The reform package is also a decentralising one. The previous administration was criticised for adding hugely to the bureaucracy of the NHS and the Conservative administration was always likely to seek to address this, both on cost and ideological grounds. The primary manifestation of this is giving local authorities responsibility for localised public health policy, but it could be said that giving some responsibility for health improvement strategies to the five multi-stakeholder networks – after all it is not only industry which is represented on these panels – is part of the same shift. There is something of the Prime Minister’s overarching ‘big society’ philosophy in this too, though Professor Sir Ian Gilmore, outgoing president of the Royal College of Physicians said the White Paper looked “looks less like the ‘big society’ and more like big business”.

At the risk of being bland, the proof of the low-fat pudding will be in the eating. Critics complain that the Government has placed too much onus on the industry’s own moral compass. 

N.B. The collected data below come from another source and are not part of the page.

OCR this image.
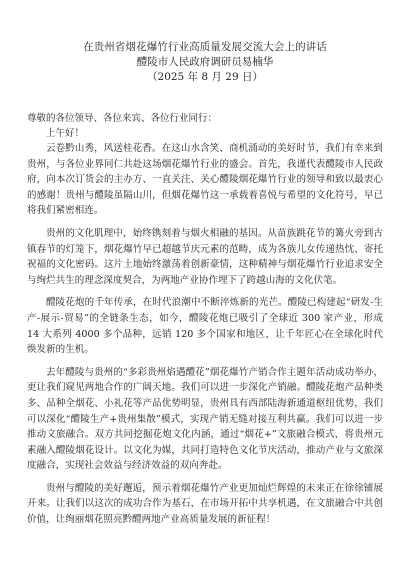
在贵州省烟花爆竹行业高质量发展交流大会上的讲话

醴陵市人民政府调研员易楠华

（2025 年 8 月 29 日）

尊敬的各位领导、各位来宾、各位行业同行：

上午好！

云卷黔山秀，风送桂花香。在这山水含笑、商机涌动的美好时节，我们有幸来到贵州，与各位业界同仁共赴这场烟花爆竹行业的盛会。首先，我谨代表醴陵市人民政府，向本次订货会的主办方、一直关注、关心醴陵烟花爆竹行业的领导和致以最衷心的感谢！贵州与醴陵虽隔山川，但烟花爆竹这一承载着喜悦与希望的文化符号，早已将我们紧密相连。

贵州的文化肌理中，始终镌刻着与烟火相融的基因。从苗族跳花节的篝火旁到古镇春节的灯笼下，烟花爆竹早已超越节庆元素的范畴，成为各族儿女传递热忱、寄托祝福的文化密码。这片土地始终激荡着创新豪情，这种精神与烟花爆竹行业追求安全与绚烂共生的理念深度契合，为两地产业协作埋下了跨越山海的文化伏笔。

醴陵花炮的千年传承，在时代浪潮中不断淬炼新的光芒。醴陵已构建起“研发-生产-展示-贸易”的全链条生态，如今，醴陵花炮已吸引了全球近 300 家产业，形成 14 大系列 4000 多个品种，远销 120 多个国家和地区，让千年匠心在全球化时代焕发新的生机。

去年醴陵与贵州的“多彩贵州焰遇醴花”烟花爆竹产销合作主题年活动成功举办，更让我们窥见两地合作的广阔天地。我们可以进一步深化产销融。醴陵花炮产品种类多、品种全烟花、小礼花等产品优势明显，贵州具有西部陆海新通道枢纽优势，我们可以深化“醴陵生产+贵州集散”模式，实现产销无缝对接互利共赢。我们可以进一步推动文旅融合。双方共同挖掘花炮文化内涵，通过“烟花+”文旅融合模式，将贵州元素融入醴陵烟花设计。以文化为媒，共同打造特色文化节庆活动，推动产业与文旅深度融合，实现社会效益与经济效益的双向奔赴。

贵州与醴陵的美好邂逅，预示着烟花爆竹产业更加灿烂辉煌的未来正在徐徐铺展开来。让我们以这次的成功合作为基石，在市场开拓中共享机遇，在文旅融合中共创价值，让绚丽烟花照亮黔醴两地产业高质量发展的新征程！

Industry should be concerned that this view is far from confined to radical campaigners. Professor Tim Lang, who is not only a highly respected academic on food policy but also a government advisor, said: “The White Paper is over-reliant on corporate responsibility. History tells us that public health advancement occurs when frameworks change. Obesity and lifestyle change won’t come from corporate responsibility, not least since too many of the companies driving and profiting from unhealthy living pour money into marketing that lifestyle.”

Much is made by those within the business world who believe strongly that priorities are changing and that corporate social responsibility can no longer be fairly characterised as window-dressing and greenwash. It appears that in the food sector, the coming few years will provide plenty of opportunities for those individuals to step up to the plate. Food companies are likely to have a freer rein and it will be beholden on industry to use that freedom responsibly.